Why We Talk: The Hidden Motivations Behind Every Conversation
A thought came to me during a seminar recently — one that has stayed with me ever since:
People enter conversations for completely different reasons.
And most of the time, they don’t realise what their reason is.
In that seminar, the task was critical analysis.
But what many people did wasn’t analysis — it was performance.
Instead of exploring the idea, they repeated what felt safe.
Instead of questioning, they reinforced familiarity.
Instead of relating to the concept, they related to their fear of getting it wrong.
It wasn’t a discussion.
It was an unconscious strategy.
That moment revealed something important:
Conversations often break down not because we disagree, but because we’re speaking from different motivations — and different nervous systems.
To understand why this happens, we need to look beneath the words.
The Layers Beneath Every Voice
A voice is never just a voice.
It’s a collection of layers — emotional, psychological, cultural, and neurological — each shaping how a person expresses themselves and what they protect.
When we understand these layers, conversations stop feeling chaotic.
They become readable.
Here are the core layers underneath almost every exchange:
1. The Story Layer
Our personal histories shape how we speak and what we protect.
The story we carry influences our tone, confidence, and emotional thresholds.
2. The Mask Layer
Masks aren’t lies — they’re safety strategies.
They help us fit into workplaces, families, and social expectations.
But masks can distort a voice, making someone sound cold, emotional, detached, intense, or defensive when they’re simply protecting themselves.
3. The Defensive Layer
When a mask is threatened, the nervous system responds.
People may shut down, reject, over-explain, attack, or retreat — not because of the topic, but because of what the topic touches.
4. The Need Layer
All behaviour is need-driven.
People need to feel safe, respected, included, understood, and valued.
When those needs aren’t met, conversations tilt toward self-protection.
5. The Exposure Layer
People speak from what they’ve been exposed to — family culture, politics, religion, identity, community, class, trauma.

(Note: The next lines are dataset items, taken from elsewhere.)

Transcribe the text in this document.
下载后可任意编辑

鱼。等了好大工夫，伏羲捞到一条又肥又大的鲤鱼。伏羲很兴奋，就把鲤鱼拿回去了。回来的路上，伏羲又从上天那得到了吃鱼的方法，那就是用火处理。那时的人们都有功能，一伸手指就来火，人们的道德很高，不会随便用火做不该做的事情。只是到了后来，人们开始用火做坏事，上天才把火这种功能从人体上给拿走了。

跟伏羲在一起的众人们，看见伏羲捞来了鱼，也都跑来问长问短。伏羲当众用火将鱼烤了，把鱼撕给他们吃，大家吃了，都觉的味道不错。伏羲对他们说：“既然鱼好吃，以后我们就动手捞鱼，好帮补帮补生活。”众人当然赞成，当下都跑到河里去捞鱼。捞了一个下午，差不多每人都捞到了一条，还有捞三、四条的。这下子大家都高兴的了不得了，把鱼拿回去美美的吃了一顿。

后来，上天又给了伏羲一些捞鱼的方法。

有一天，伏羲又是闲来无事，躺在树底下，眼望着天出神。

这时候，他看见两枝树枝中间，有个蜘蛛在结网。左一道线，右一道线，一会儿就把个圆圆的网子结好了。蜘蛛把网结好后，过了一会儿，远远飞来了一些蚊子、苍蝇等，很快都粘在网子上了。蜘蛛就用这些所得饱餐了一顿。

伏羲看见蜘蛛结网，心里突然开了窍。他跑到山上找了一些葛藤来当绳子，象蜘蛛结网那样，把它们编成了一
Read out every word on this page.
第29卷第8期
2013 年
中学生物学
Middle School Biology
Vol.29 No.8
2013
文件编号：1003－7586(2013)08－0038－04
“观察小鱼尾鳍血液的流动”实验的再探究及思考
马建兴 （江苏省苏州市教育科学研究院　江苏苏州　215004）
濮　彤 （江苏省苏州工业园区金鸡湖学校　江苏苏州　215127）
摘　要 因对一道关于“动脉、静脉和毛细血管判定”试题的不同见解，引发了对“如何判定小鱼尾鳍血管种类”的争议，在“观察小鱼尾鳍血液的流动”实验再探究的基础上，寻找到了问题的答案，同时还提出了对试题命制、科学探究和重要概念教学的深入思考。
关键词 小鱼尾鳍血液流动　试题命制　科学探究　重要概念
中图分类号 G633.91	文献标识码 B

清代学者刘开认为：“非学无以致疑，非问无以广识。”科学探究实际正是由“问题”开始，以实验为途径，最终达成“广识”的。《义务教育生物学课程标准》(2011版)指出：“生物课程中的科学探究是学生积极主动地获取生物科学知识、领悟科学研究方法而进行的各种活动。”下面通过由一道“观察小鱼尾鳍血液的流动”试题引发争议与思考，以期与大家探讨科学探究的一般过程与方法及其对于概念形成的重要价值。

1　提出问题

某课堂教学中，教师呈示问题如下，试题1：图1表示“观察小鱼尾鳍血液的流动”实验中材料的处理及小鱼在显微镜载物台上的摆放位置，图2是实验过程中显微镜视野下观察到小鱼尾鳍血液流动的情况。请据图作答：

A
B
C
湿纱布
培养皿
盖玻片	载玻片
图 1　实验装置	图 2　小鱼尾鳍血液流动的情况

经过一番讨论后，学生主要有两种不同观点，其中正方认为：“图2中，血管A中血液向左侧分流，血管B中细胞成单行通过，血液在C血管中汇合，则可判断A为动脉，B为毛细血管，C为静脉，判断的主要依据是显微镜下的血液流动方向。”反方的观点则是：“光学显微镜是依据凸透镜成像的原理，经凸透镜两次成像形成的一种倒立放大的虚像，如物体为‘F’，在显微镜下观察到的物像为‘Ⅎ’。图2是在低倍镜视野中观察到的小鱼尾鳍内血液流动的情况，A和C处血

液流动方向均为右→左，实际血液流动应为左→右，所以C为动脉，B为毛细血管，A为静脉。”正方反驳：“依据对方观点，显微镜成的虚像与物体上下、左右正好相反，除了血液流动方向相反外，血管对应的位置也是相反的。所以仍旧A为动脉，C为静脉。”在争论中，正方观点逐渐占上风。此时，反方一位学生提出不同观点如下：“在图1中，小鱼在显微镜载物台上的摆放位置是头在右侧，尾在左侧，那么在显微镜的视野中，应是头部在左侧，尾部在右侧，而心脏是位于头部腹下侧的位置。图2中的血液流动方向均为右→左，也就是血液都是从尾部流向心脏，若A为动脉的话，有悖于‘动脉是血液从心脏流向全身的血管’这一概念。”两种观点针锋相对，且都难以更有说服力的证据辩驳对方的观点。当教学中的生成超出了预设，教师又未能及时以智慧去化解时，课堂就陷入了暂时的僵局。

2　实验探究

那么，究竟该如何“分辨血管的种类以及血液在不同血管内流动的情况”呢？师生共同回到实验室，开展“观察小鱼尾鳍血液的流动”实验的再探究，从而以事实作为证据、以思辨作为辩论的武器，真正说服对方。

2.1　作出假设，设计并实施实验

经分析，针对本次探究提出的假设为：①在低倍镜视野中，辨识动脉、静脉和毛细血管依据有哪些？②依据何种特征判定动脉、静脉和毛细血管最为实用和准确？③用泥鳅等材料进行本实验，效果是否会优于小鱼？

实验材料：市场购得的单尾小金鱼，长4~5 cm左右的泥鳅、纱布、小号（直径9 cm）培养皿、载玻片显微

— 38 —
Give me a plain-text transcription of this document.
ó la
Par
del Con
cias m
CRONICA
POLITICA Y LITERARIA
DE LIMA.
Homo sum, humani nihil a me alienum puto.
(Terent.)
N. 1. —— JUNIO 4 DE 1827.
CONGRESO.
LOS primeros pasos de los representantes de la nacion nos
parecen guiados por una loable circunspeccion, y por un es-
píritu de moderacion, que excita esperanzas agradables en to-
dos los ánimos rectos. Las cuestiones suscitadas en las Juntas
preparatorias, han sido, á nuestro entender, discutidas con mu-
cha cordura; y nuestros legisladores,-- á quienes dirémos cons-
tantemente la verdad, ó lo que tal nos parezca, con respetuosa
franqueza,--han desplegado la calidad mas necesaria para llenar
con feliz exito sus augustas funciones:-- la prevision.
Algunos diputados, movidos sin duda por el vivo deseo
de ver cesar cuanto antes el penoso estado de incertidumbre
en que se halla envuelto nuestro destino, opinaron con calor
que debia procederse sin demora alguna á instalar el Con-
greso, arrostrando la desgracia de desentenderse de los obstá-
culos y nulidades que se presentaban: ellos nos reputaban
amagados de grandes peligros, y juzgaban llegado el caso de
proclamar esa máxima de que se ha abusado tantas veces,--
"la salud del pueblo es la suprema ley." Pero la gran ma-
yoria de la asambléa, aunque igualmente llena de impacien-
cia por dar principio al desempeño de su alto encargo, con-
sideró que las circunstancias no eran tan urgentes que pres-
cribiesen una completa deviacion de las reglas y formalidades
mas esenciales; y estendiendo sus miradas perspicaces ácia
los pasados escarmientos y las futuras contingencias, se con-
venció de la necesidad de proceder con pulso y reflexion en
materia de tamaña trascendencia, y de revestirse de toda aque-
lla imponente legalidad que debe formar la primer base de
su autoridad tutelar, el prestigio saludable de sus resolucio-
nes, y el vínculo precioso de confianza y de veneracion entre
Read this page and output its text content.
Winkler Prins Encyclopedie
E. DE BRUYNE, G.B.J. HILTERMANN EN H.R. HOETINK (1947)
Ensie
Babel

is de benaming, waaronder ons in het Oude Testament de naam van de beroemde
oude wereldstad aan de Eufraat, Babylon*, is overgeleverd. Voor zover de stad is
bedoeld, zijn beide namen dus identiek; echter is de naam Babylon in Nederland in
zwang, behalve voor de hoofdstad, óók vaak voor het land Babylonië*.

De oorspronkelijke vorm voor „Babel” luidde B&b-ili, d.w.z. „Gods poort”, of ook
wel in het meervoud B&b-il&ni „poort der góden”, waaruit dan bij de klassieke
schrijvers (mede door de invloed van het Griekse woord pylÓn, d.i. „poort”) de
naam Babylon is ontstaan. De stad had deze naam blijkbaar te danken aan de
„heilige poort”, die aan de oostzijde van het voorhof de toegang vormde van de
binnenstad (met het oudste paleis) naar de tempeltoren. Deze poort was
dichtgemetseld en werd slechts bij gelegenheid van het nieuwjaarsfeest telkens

Two people can hear the same sentence and interpret it through completely different worlds.
6. The Neurodivergence Layer
This is the layer most people overlook — and one of the most important.
Neurodivergent and neurotypical people often enter conversations with different sensory profiles, emotional pacing, processing speeds, communication preferences, and meanings attached to silence, tone, and intensity.
Conversation feels different depending on your brain.
This layer influences:
how fast someone processes
how literally or abstractly they interpret language
how they pace emotional disclosure
how they experience conflict
how long they can stay regulated
how they read tone, body language, and social subtext
how blunt, soft, or layered their expression naturally is
And because these differences are invisible, they often get misinterpreted as:
disinterest
intensity
coldness
avoidance
oversharing
defensiveness
dominance
When, in reality, it’s just two nervous systems using different rules.
How Conversation Differs Across Neurotypes
Neurodivergent ↔ Neurodivergent
These conversations often feel natural, direct, deep, or quickly intimate.
Shared pacing helps. Shared intensity helps.
There’s less subtext to decode.
But differences within neurodivergence exist too —
autistic <> ADHD <> gifted <> dyslexic <> OCD <> trauma-affected brains
all have different relational rhythms.
Neurotypical ↔ Neurotypical
These conversations follow socially learned norms:
small talk, gradual depth, softer approach, implied meaning.
It’s not better — just patterned differently.
Neurodivergent ↔ Neurotypical
This is where most misunderstanding happens.
One person is speaking from clarity, the other from context.
One values directness, the other values diplomacy.
One processes internally, the other processes aloud.
One needs speed, the other needs pauses.
Without awareness, both walk away feeling judged or misunderstood.
But when both understand this layer?
Conversations don’t break — they finally make sense.
The Six Motivations Behind Why We Talk
With all these layers in mind, here are the motivations most people bring into conversation:
Belonging — wanting to fit or feel included
Certainty — wanting to be right or sound competent
Performance — proving understanding or avoiding mistakes
Validation — wanting to be seen or taken seriously
Avoidance — preventing conflict or emotional risk
Exploration — curiosity, insight, connection
Most tension in conversation happens when two people are speaking from different motives without realising it.
What This Changes
When you understand the layers — including the neurodivergent ones — the entire landscape of conversation shifts.
You stop reacting to the mask and start connecting with the person.
You hear the emotion beneath the defence.
You see the need beneath the intensity.
You understand the context beneath the conflict.
And that is where real understanding begins.
The Heart of Calm & Change
Conversation is not just communication.
It’s how we build clarity, trust, emotional steadiness, and connection.
When conversations deepen, understanding deepens.
And when understanding deepens, calm and change follow.